Mobil melaju perlahan menjauh, meninggalkan mansion megah yang kini tampak seperti monster dalam kegelapan.
---
Di balkon lantai atas, Leonardo berdiri dengan segelas anggur di tangan. Angin laut malam itu lebih dingin dari biasanya.
Entah mengapa, dadanya terasa sesak. Ia menatap ke arah taman, lalu ke gerbang. Firasat buruk merayap di benaknya.
“Aruna…” gumamnya lirih, “jangan tinggalkan aku.”

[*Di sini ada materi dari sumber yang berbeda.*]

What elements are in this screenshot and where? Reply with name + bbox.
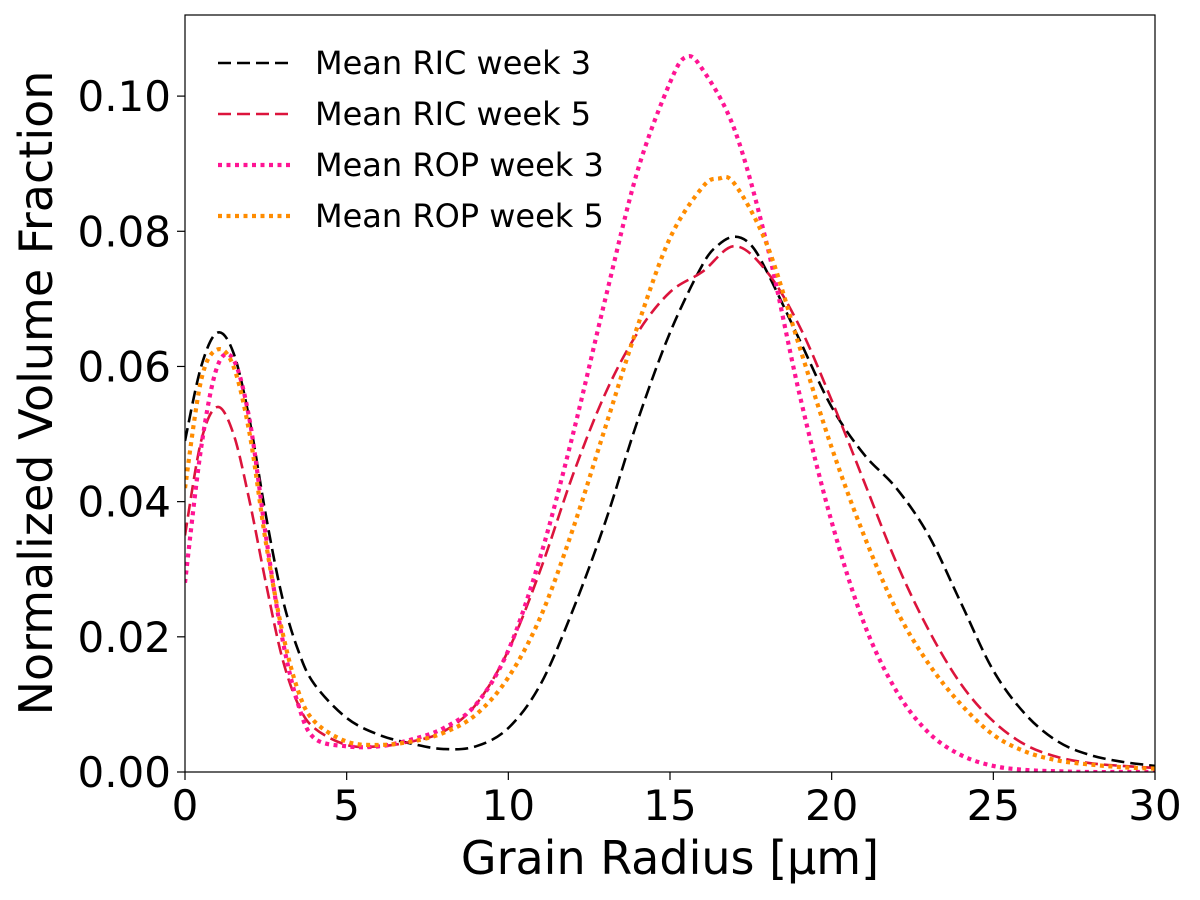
y-axis-label: Normalized Volume Fraction	[9, 71, 63, 716]
x-tick-label: 20	[805, 781, 858, 830]
legend-label-4: Mean ROP week 5	[315, 197, 604, 235]
y-tick-label: 0.02	[77, 613, 171, 662]
y-tick-label: 0.10	[77, 72, 171, 121]
legend-label-2: Mean RIC week 5	[315, 95, 591, 133]
y-tick-label: 0.00	[77, 748, 171, 797]
y-tick-label: 0.08	[77, 207, 171, 256]
series-line-2	[185, 244, 1155, 770]
x-tick-label: 15	[643, 781, 696, 830]
y-tick-label: 0.04	[77, 478, 171, 527]
series-line-1	[185, 235, 1155, 768]
x-axis: 0 5 10 15 20 25 30	[172, 772, 1182, 830]
series-line-3	[185, 54, 1155, 772]
x-tick-label: 10	[482, 781, 535, 830]
series-layer	[185, 54, 1155, 772]
y-tick-label: 0.06	[77, 342, 171, 391]
x-tick-label: 5	[333, 781, 360, 830]
x-tick-label: 25	[967, 781, 1020, 830]
x-tick-label: 30	[1128, 781, 1181, 830]
legend: Mean RIC week 3 Mean RIC week 5 Mean ROP w…	[218, 44, 604, 235]
series-line-4	[185, 174, 1155, 771]
legend-label-3: Mean ROP week 3	[315, 146, 604, 184]
y-axis: 0.00 0.02 0.04 0.06 0.08 0.10	[77, 72, 185, 797]
x-tick-label: 0	[172, 781, 199, 830]
x-axis-label: Grain Radius [μm]	[461, 831, 879, 885]
legend-label-1: Mean RIC week 3	[315, 44, 591, 82]
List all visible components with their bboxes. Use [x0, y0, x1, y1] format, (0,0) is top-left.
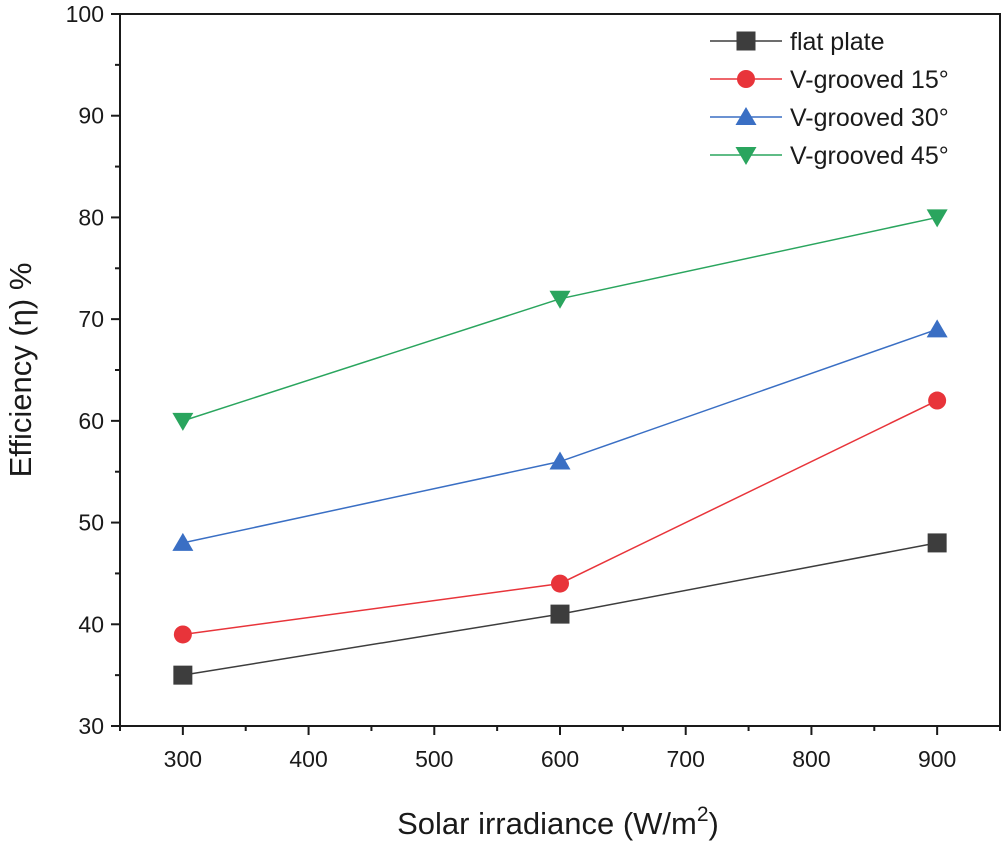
y-axis-title: Efficiency (η) % — [3, 263, 38, 478]
x-axis-title: Solar irradiance (W/m2) — [397, 803, 719, 841]
y-tick-label: 60 — [78, 408, 104, 434]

Gelombang angin membawa suara ranting berderak, tapi bagi Leonardo, itu terdengar seperti tanda pengkhianatan.
---
Di jalan gelap Roma, mobil Elena melaju membawa Aruna menuju arah yang tidak pasti—kebebasan atau bahaya baru, belum ada yang tahu.
Di mansion, Marco menutup gerbang kembali, keringat dingin membasahi pelipisnya. Ia tahu apa yang baru saja ia lakukan adalah dosa terbesar bagi seorang lelaki yang hidup di dunia mafia.
Dan Leonardo, berdiri sendiri di balkon, memandang malam dengan hati yang mulai retak.
Sementara itu, jam di dasbor mobil Elena berdetak mendekati tengah malam. Ia menoleh pada Aruna. “Mulai sekarang, hidupmu tidak akan pernah sama.”
Aruna menatap keluar jendela, air mata bercampur harapan. Tapi jauh di dalam hati, ia sadar—dunia yang ia masuki mungkin lebih berbahaya dari sangkar emas yang ia tinggalkan.
Malam itu berakhir tanpa jawaban. Hanya bayangan yang menggantung, menunggu apa yang akan pecah lebih dulu: kebebasan, cinta, atau pengkhianatan.